Frankreich im Sparmodus
Premierminister Barnier wollte damit den Sozialhaushalt durchbringen, der zahlreiche Kürzungen vorsieht. Barnier hatte im Fernsehen daran erinnert, dass Frankreich mit 3.228 Milliarden Euro hoch verschuldet sei und sparen müsse. Seine Mitte-rechts-Regierung hatte deshalb einen Sparhaushalt auf den Weg gebracht.
„Die Zensur dieses Haushalts ist leider die einzige Möglichkeit, die uns die Verfassung gibt, um die Franzosen vor einem gefährlichen, ungerechten und strafenden Haushalt zu schützen, der zudem die ohnehin schon monströsen Defizite aus sieben Jahren mit Macron am Ruder noch weiter verschärft“, erklärte Marine Le Pen am Dienstag auf X.
Aus den Reihen der Regierung heißt es hingegen, der RN habe die meisten politischen Errungenschaften erzielt, aber Frau Le Pen opfere sie lieber auf dem Rücken der Franzosen. So hatte die Regierung eingewilligt, die Stromsteuer nicht zu erhöhen, auf höhere Zuzahlungen für Medikamente zu verzichten und die medizinische Versorgung von Migranten zu verringern.
Chaoswarnungen von der Regierung
Regierungsmitglieder wechselten sich im Radio und Fernsehen mit Appellen und Warnungen ab. „Es ist das Land, das wir in Gefahr bringen“, erklärte Wirtschaftsminister Antoine Armand.
„Wollen wir wirklich Chaos? Wollen wir eine Wirtschaftskrise, die die Schwächsten trifft?“, fragte Innenminister Bruno Retailleau auf TF1. Er ging sogar „die Wette ein, dass es uns mit Michel Barnier gelingen wird, den Misstrauensantrag abzulehnen“.
Die Annahme eines solchen Antrags durch die Nationalversammlung wäre eine Premiere seit dem Sturz der Regierung von Georges Pompidou im Jahr 1962. Die Barnier-Regierung wäre dann die kürzeste in der Geschichte der Fünften Republik.

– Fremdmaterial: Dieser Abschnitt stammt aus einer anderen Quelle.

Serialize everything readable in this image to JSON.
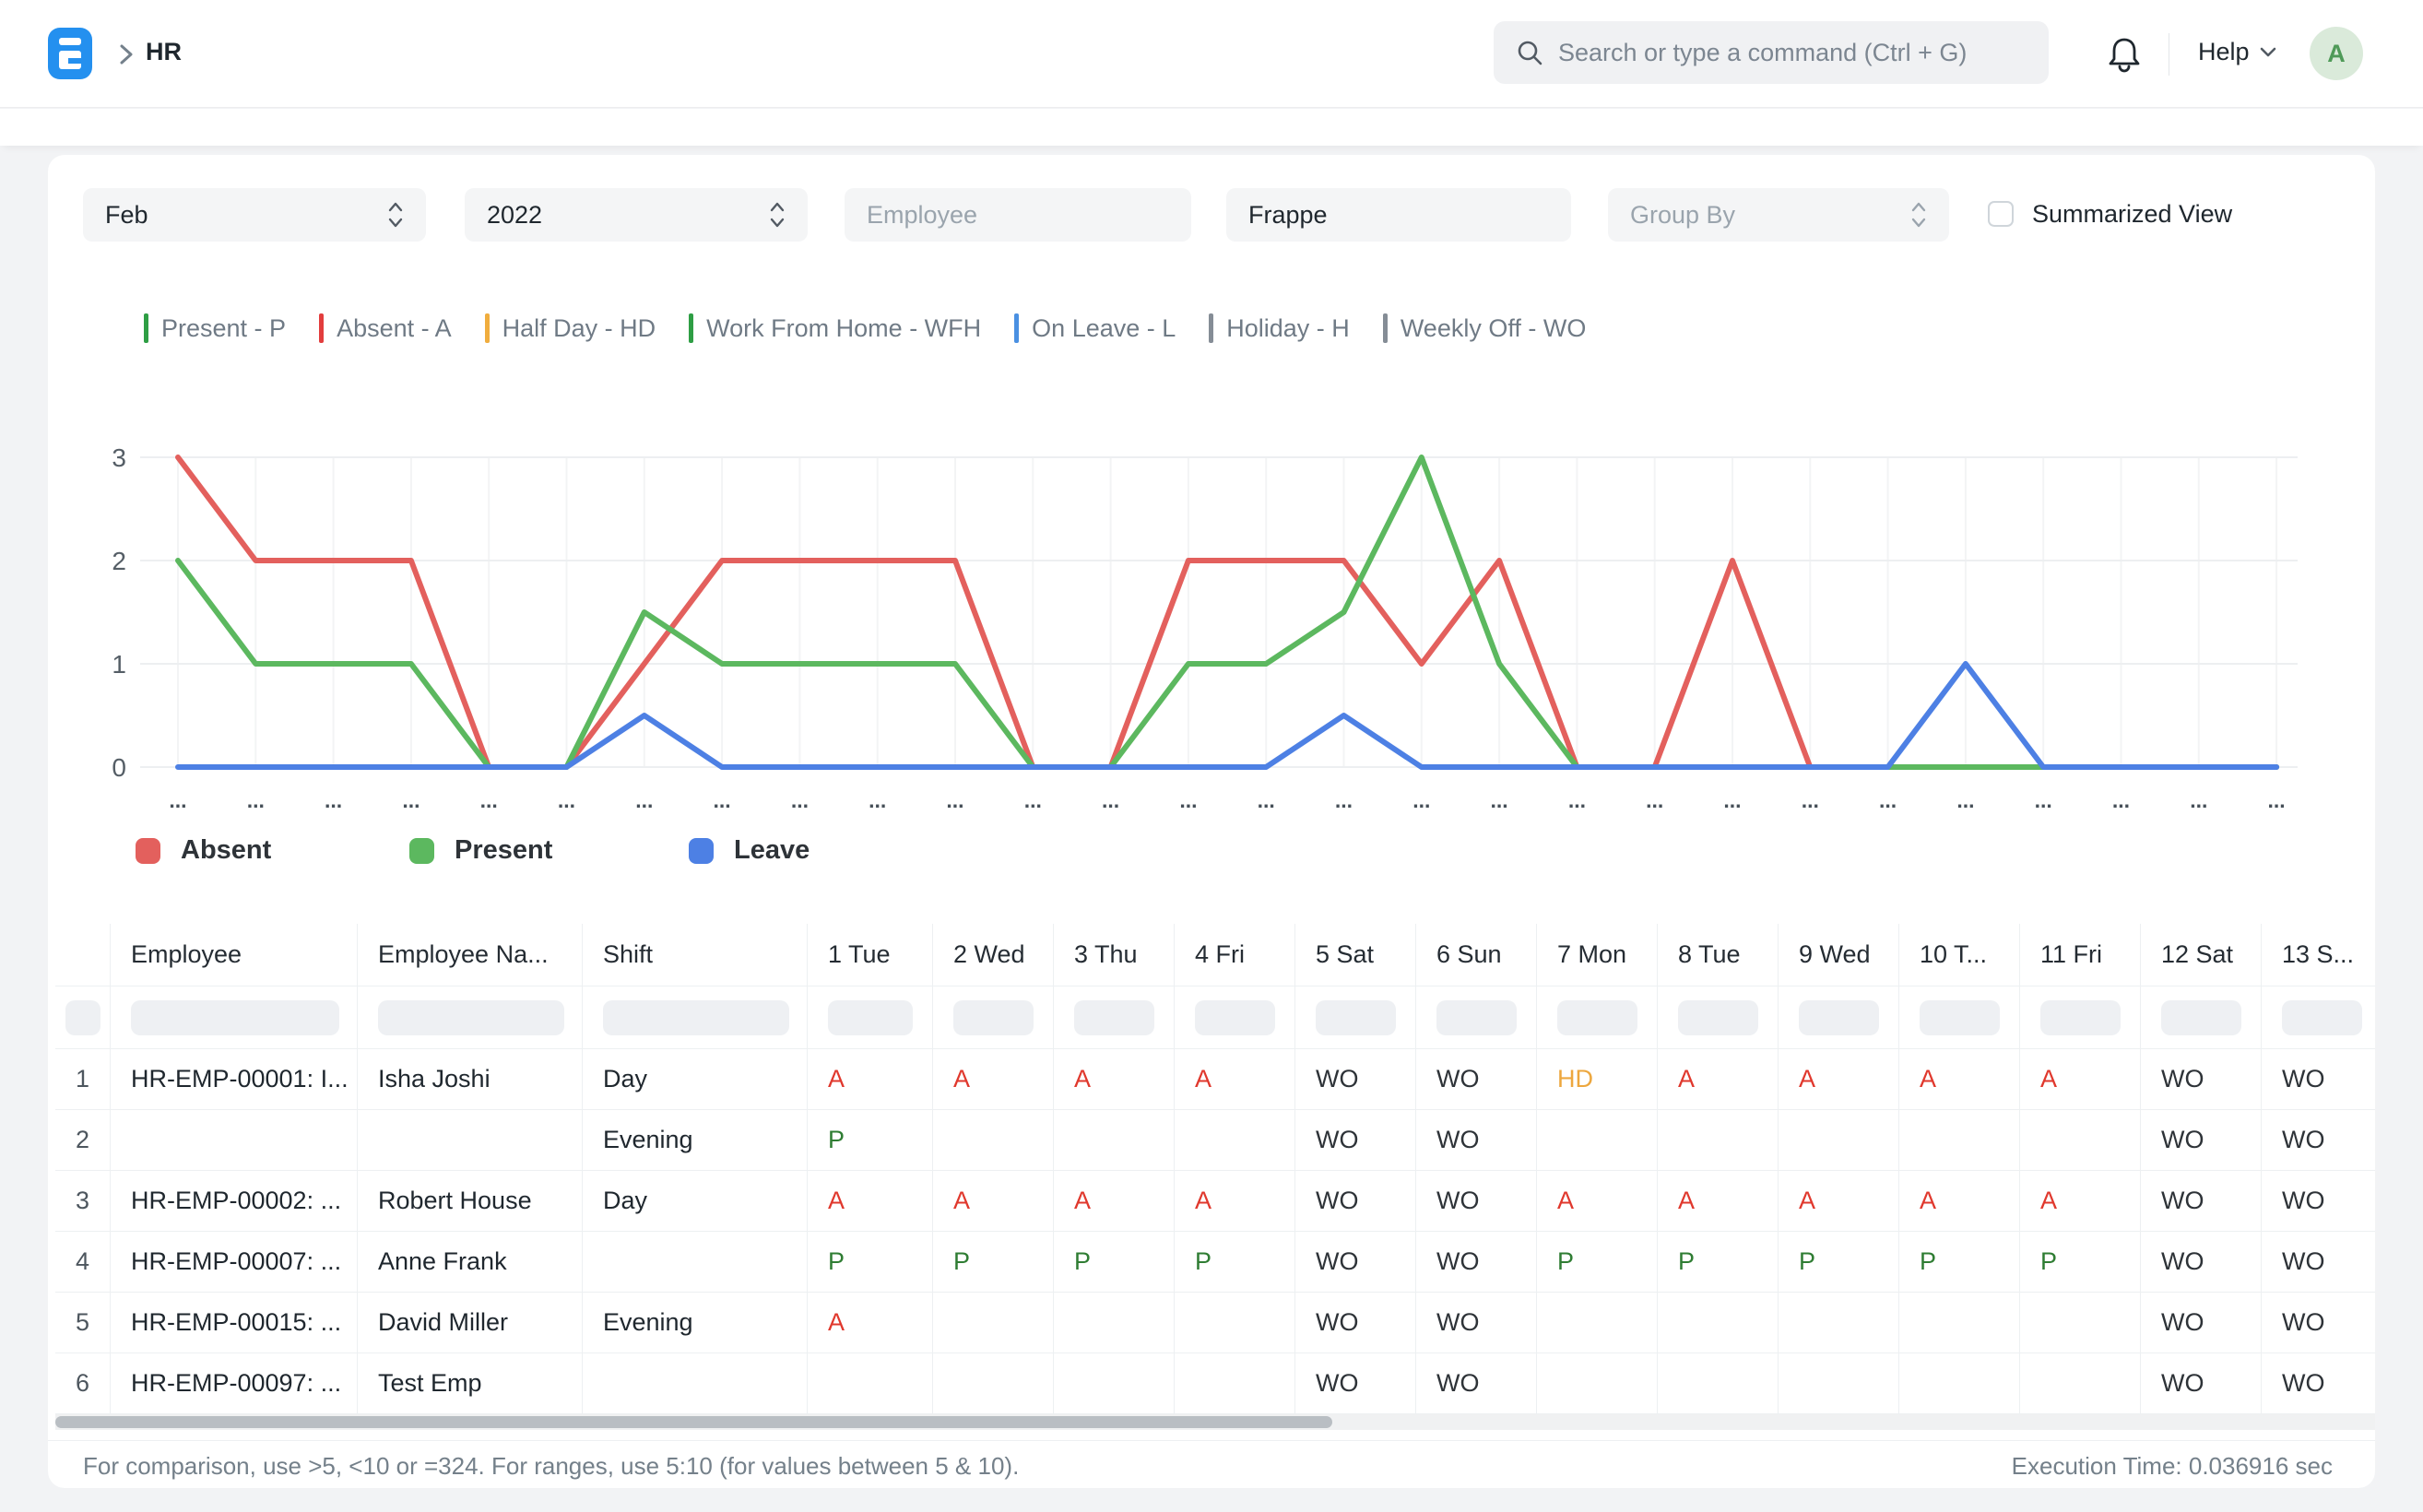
{
  "navbar": {
    "breadcrumb": "HR",
    "search_placeholder": "Search or type a command (Ctrl + G)",
    "help_label": "Help",
    "avatar_letter": "A",
    "logo_color": "#2490ef"
  },
  "filters": {
    "month": "Feb",
    "year": "2022",
    "employee_placeholder": "Employee",
    "company_value": "Frappe",
    "group_by_placeholder": "Group By",
    "summarized_view_label": "Summarized View",
    "summarized_view_checked": false
  },
  "status_legend": [
    {
      "label": "Present - P",
      "color": "#2e9e44"
    },
    {
      "label": "Absent - A",
      "color": "#e23d3d"
    },
    {
      "label": "Half Day - HD",
      "color": "#f0ad3e"
    },
    {
      "label": "Work From Home - WFH",
      "color": "#2e9e44"
    },
    {
      "label": "On Leave - L",
      "color": "#4a90e2"
    },
    {
      "label": "Holiday - H",
      "color": "#858d96"
    },
    {
      "label": "Weekly Off - WO",
      "color": "#858d96"
    }
  ],
  "chart_data": {
    "type": "line",
    "title": "",
    "xlabel": "",
    "ylabel": "",
    "ylim": [
      0,
      3
    ],
    "yticks": [
      0,
      1,
      2,
      3
    ],
    "grid": true,
    "num_points": 28,
    "x_tick_label": "...",
    "categories": [
      "...",
      "...",
      "...",
      "...",
      "...",
      "...",
      "...",
      "...",
      "...",
      "...",
      "...",
      "...",
      "...",
      "...",
      "...",
      "...",
      "...",
      "...",
      "...",
      "...",
      "...",
      "...",
      "...",
      "...",
      "...",
      "...",
      "...",
      "..."
    ],
    "legend_position": "bottom",
    "series": [
      {
        "name": "Absent",
        "color": "#e3605d",
        "values": [
          3,
          2,
          2,
          2,
          0,
          0,
          1,
          2,
          2,
          2,
          2,
          0,
          0,
          2,
          2,
          2,
          1,
          2,
          0,
          0,
          2,
          0,
          0,
          0,
          0,
          0,
          0,
          0
        ]
      },
      {
        "name": "Present",
        "color": "#5cb85f",
        "values": [
          2,
          1,
          1,
          1,
          0,
          0,
          1.5,
          1,
          1,
          1,
          1,
          0,
          0,
          1,
          1,
          1.5,
          3,
          1,
          0,
          0,
          0,
          0,
          0,
          0,
          0,
          0,
          0,
          0
        ]
      },
      {
        "name": "Leave",
        "color": "#4d80e4",
        "values": [
          0,
          0,
          0,
          0,
          0,
          0,
          0.5,
          0,
          0,
          0,
          0,
          0,
          0,
          0,
          0,
          0.5,
          0,
          0,
          0,
          0,
          0,
          0,
          0,
          1,
          0,
          0,
          0,
          0
        ]
      }
    ],
    "legend": [
      {
        "label": "Absent",
        "color": "#e3605d"
      },
      {
        "label": "Present",
        "color": "#5cb85f"
      },
      {
        "label": "Leave",
        "color": "#4d80e4"
      }
    ]
  },
  "table": {
    "columns": [
      "",
      "Employee",
      "Employee Na...",
      "Shift",
      "1 Tue",
      "2 Wed",
      "3 Thu",
      "4 Fri",
      "5 Sat",
      "6 Sun",
      "7 Mon",
      "8 Tue",
      "9 Wed",
      "10 T...",
      "11 Fri",
      "12 Sat",
      "13 S..."
    ],
    "status_colors": {
      "A": "#e0382d",
      "P": "#2f7d33",
      "HD": "#eda73e",
      "WO": "#2e3338"
    },
    "rows": [
      {
        "num": "1",
        "employee": "HR-EMP-00001: I...",
        "name": "Isha Joshi",
        "shift": "Day",
        "days": [
          "A",
          "A",
          "A",
          "A",
          "WO",
          "WO",
          "HD",
          "A",
          "A",
          "A",
          "A",
          "WO",
          "WO"
        ]
      },
      {
        "num": "2",
        "employee": "",
        "name": "",
        "shift": "Evening",
        "days": [
          "P",
          "",
          "",
          "",
          "WO",
          "WO",
          "",
          "",
          "",
          "",
          "",
          "WO",
          "WO"
        ]
      },
      {
        "num": "3",
        "employee": "HR-EMP-00002: ...",
        "name": "Robert House",
        "shift": "Day",
        "days": [
          "A",
          "A",
          "A",
          "A",
          "WO",
          "WO",
          "A",
          "A",
          "A",
          "A",
          "A",
          "WO",
          "WO"
        ]
      },
      {
        "num": "4",
        "employee": "HR-EMP-00007: ...",
        "name": "Anne Frank",
        "shift": "",
        "days": [
          "P",
          "P",
          "P",
          "P",
          "WO",
          "WO",
          "P",
          "P",
          "P",
          "P",
          "P",
          "WO",
          "WO"
        ]
      },
      {
        "num": "5",
        "employee": "HR-EMP-00015: ...",
        "name": "David Miller",
        "shift": "Evening",
        "days": [
          "A",
          "",
          "",
          "",
          "WO",
          "WO",
          "",
          "",
          "",
          "",
          "",
          "WO",
          "WO"
        ]
      },
      {
        "num": "6",
        "employee": "HR-EMP-00097: ...",
        "name": "Test Emp",
        "shift": "",
        "days": [
          "",
          "",
          "",
          "",
          "WO",
          "WO",
          "",
          "",
          "",
          "",
          "",
          "WO",
          "WO"
        ]
      }
    ]
  },
  "footer": {
    "hint": "For comparison, use >5, <10 or =324. For ranges, use 5:10 (for values between 5 & 10).",
    "execution_time": "Execution Time: 0.036916 sec"
  }
}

Sollte die Exekutive stürzen, würde Frankreich noch weiter in die politische Krise versinken, die durch die Auflösung der Nationalversammlung von Emmanuel Macron im Juni ausgelöst wurde.
Auf den Finanzmärkten sind die Zinssätze, zu denen Frankreich Kredite aufnimmt, angesichts der Unsicherheiten über die Regierung und der Fähigkeit des Landes, Defizite zu reduzieren, gestiegen. Doch die Pariser Börse verzeichnete am Dienstag noch einen Aufwärtstrend.
Der Präsident ist in Saudi-Arabien
Emmanuel Macron äußerte sich nur kurz in Riad zur Situation. Er glaube nicht an das Gelingen eines Misstrauensvotums. Seit Montag befindet er sich auf einem dreitägigen Staatsbesuch in Saudi-Arabien. Doch Macron ist schnell am Ruder, wenn das Misstrauensvotum wider seinen Erwartungen erfolgreich sein sollte. Dann muss er einen neuen Premierminister ernennen.
Es gibt bereits Spekulationen über mögliche Nachfolger von Michel Barnier, vom Verteidigungsminister Sébastien Lecornu bis zum gemäßigten François Bayrou aus dem Präsidentenlager.
Doch die Stimmenverteilung im Parlament bleibt dieselbe: Keine Konfiguration scheint eine Mehrheit für die Verabschiedung eines Haushalts für 2025 zu versprechen.
Mit Material der französischen Epoch Times und der AFP.